In general South East Asia:

-Cheap… Typical accommodation will cost you around $3-5/day, street food $1-3/meal, transport about $1/hr.

-Lots of activities… brimming with national parks, surfing, scuba diving, pristine beaches, hangliding, etc…

-English is fairly wide spoken

-Safe! The cultural mindset if very different here than in South America or elsewhere. Although you might not have people returning to you things  that you’ve left behind on the bus, they also won’t actively rob you at gunpoint…most of the time. I haven’t met anyone that has ever been hassled here. I walked around Bangkok 3AM with all my gear and besides being solicited by prostitutes every few minutes I didn’t feel at all uncomfortable.

-Rich and diversified culture. Too lengthy to go into any detail here, but one can visit temples, mosques, cultural events, parades, holidays…it was frustrating how many holidays were observed in Malaysia. It actually made it difficult catching transport to get to where you needed to go!

-The food is amazing! Night markets in Brunei are a particularly fond recollection. In Kota Kinabalu they also have a great night market as I’m sure many of the large cities do.  These places are ideal to pick up local delicacies, exotic fruits, to try your bargaining skills and to practice the language. Mangosteens, rambutans, mangoes, durian… stuff you’ll never forget.


More specifically


-This IS the tourist beat. To get off of it you need to get out of your comfort zone. All the big monuments, palaces, etc… are swarming with people. That’s not to say that you won’t still have a great time, but Phuket and Phi Phi are not going to be deserted islands like in the movies. Here the prices will also be trumped up to help lighten your pockets.
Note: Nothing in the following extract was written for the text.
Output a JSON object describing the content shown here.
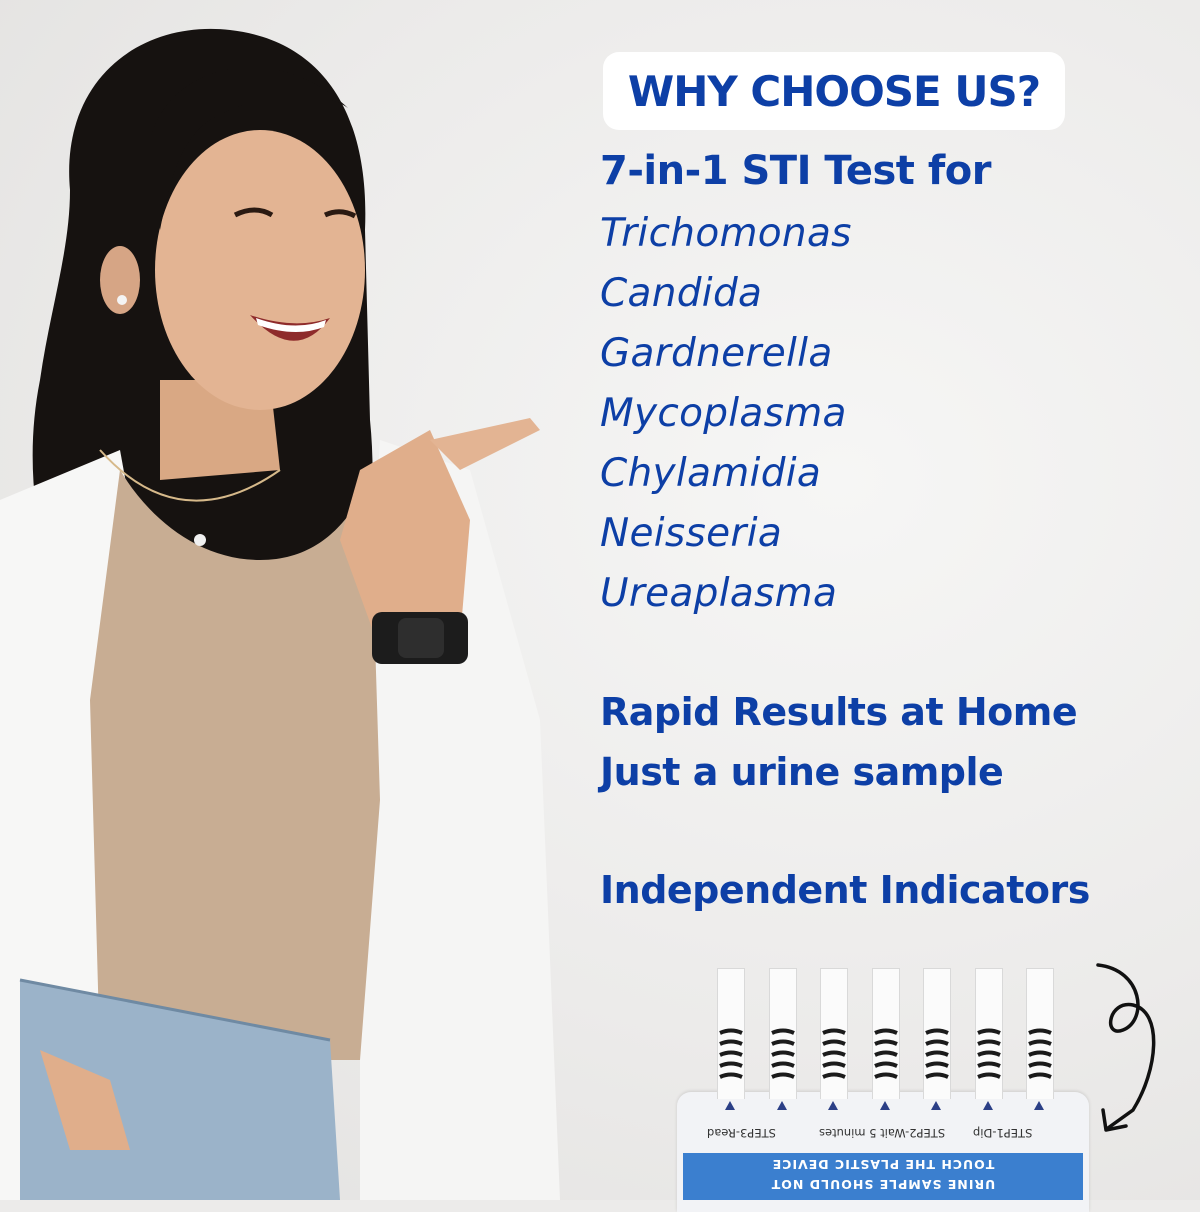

I can best speak for Malaysia and Borneo since that’s where I spent the majority of my time. Malaysia sometimes frighten off the cheaper backpackers who don’t think they can afford it. Well it is a little more expensive than the typical Vietnam/Cambodia/Laos/Thailand circuit it is still reasonable, you simply need to find the right spots. In Kuala Lumpur and many parts of the Peninsula you will find the same price ranges as Thailand. Borneo is slightly more expensive, especially the further inland and upriver you go.

Taman Negara national park is beautiful but you will most likely be surrounded by people, especially if you go on a weekend. Malaysians are relatively affluent compared to their neighbours and so many holiday to other parts of the peninsula.

I bussed from Kuala Lumpur to Kota Bahru and worked my way down the Eastern coast which experiences the wet season earlier, so I had to take advantage of the short window of time that I had. Close to Kota Bahru is an island that I found less touristy than the larger Tioman island was Pulau Kecil on the east coast. Scuba diving is just as reasonable here as in Thailand if not more so. You can get 2-3  dives in for about $60. I did my advanced diving course here for about $200. Though these prices have probably gone up since several years ago, they are some of the most economical in the world. They are also the most beautiful! Sipidan is considered one of the top 5 locations in the world! I visited several times, and agree! Pulau Kecil has some lovely reefs, the island has spots that you can find isolation, and there are only a few restaurant/bars on the island. There is also one cheap hostel on the island about $10/night. A friend of mine actually had a motorboatman take him to a tiny island where he lived for a week in total isolation. He hunted fish for his food, lounged on the beach, snorkelled everyday and swam to the nearest island 1km away until he got scared off by a tiger shark. So there are definitely some options to find an amazing one of a kind experience here.

I did visit Tioman island as well where I dived for about 2 weeks. The reefs here show more degradation and you need to get further out to enjoy less spoiled areas. This problem has surely been compounded in recent years by this being a popular tourist destination. There is a lovely hike from ABC beach across the island, though it is about 20km each way. But a chance to see the lovely fauna of the island makes it worthwhile. The hike to monkey beach is not one that is taken very often as most people travel by boat and so you can have the trail entirely to yourself and oftentimes the beach as well. You can still find some cheaper accommodations here as well, though they can appear somewhat rundown.

Endau-Rompin national park was a great find! Off the beaten track, this park really must be visited during the dry season. I heard stories of park officials that had to swim across rivers that had burst their banks. Not to mention muddy roads well-nigh impossible to navigate. Some awesome wildlife though. I spent a month here. Got close to a sun bear, saw black cat in the dead of night, more stick insects, frogs and small insects than you can count. Though come prepared with leech socks…you’ve been warned.